December 12th, 2009  |  Published in Uncategorized

How the gradual decline of the nation’s most well-known ISP marks the end of an era

AOLBy Ryan Stone

In 2002, America Online had over 25 million subscribers. Today, that number clocks in at closer to 5 million. In that same time period, AOL’s stock value dropped about $180 billion. So, it’s no surprise that America Online recently announced that it is buying out and laying off one-third of its jobs, cutting its workforce to about 4,500 very scared employees. And they should be scared. The writing isn’t just on the wall for America Online; it’s basically chiseled into the frame.

It would be in bad taste to call America Online a scam, a halfhearted endeavor built on bad software, dubious interface, epic slowness, and mafia-inspired customer retention policies. So, we won’t go there. What we will remember is that there was a time when it was on top, when other providers like Prodigy and Compuserve were household names, and kudos to anyone that remembers GEnie, General Electric’s online service which once cost anywhere from $5 to $18 an hour, depending on what time it was accessed. To put that in perspective, playing Gemstone II on GEnie for two hours on a Friday night in 1988 would have cost you the same as a month of high-speed broadband service does today.

And, that’s no surprise. The internet wasn’t a glimmer of what it is in 2009. It wasn’t necessary, and it really wasn’t necessary for people to use it for hours at a time. Sure, there were games like Dragon’s Gate (the text-based ancestor of today’s massively multiplayer titles like World of Warcraft), but they took so much money to play that they garnered only the most narrow, dedicated fan bases. The once infamous Steve Case, former CEO of America Online, helped to change all that by gearing his product toward the everyday user, making it less technical while also eliminating hourly fees in favor of a monthly $19.99 price tag. What resulted was a boom that left all the other internet providers in the dust.

Then, in 2000, AOL merged with Time Warner in a bold, visionary effort, but their timing couldn’t have been any worse.

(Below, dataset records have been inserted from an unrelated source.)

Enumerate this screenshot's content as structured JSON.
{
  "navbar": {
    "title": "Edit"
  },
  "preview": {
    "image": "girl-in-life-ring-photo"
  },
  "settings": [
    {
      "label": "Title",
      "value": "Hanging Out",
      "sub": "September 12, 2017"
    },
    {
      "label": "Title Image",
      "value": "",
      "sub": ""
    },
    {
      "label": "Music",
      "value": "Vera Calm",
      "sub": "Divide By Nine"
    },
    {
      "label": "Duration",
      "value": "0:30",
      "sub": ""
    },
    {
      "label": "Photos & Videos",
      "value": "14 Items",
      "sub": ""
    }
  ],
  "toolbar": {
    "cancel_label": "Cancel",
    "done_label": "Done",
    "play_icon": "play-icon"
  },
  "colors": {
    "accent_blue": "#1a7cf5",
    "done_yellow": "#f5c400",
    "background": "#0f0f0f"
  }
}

Estimates say that about $5 trillion worth of technology wealth disappeared over the course of the next two years when the dot-com bubble burst. At the same time, Cable, DSL, and other dedicated internet connections were becoming widely available, eliminating the need for America Online’s now snail-paced dial-up services. Then cell phone providers began offering mobile versions of the internet at the same time laptops began coming with wireless networking cards as a standard setup feature.

So, here we are. Reports say that AOL and Time Warner will split up sometime this December. The buyouts and layoffs will move forward, just like they have in so many other companies over the past year. The company will go through a costly restructuring, but, barring some genius idea or irresistible innovation, it’s safe to say that AOL is finished. As companies like HughesNet continue to scour the countryside for remote, inaccessible users and, as providers like Verizon, AT&T, and Sprint continue to throw high speed service out of thin air to anyone within range of a cell phone tower, AOL will mostly likely disappear to join its old friends Compuserve, GEnie, and Prodigy in the annals in internet history.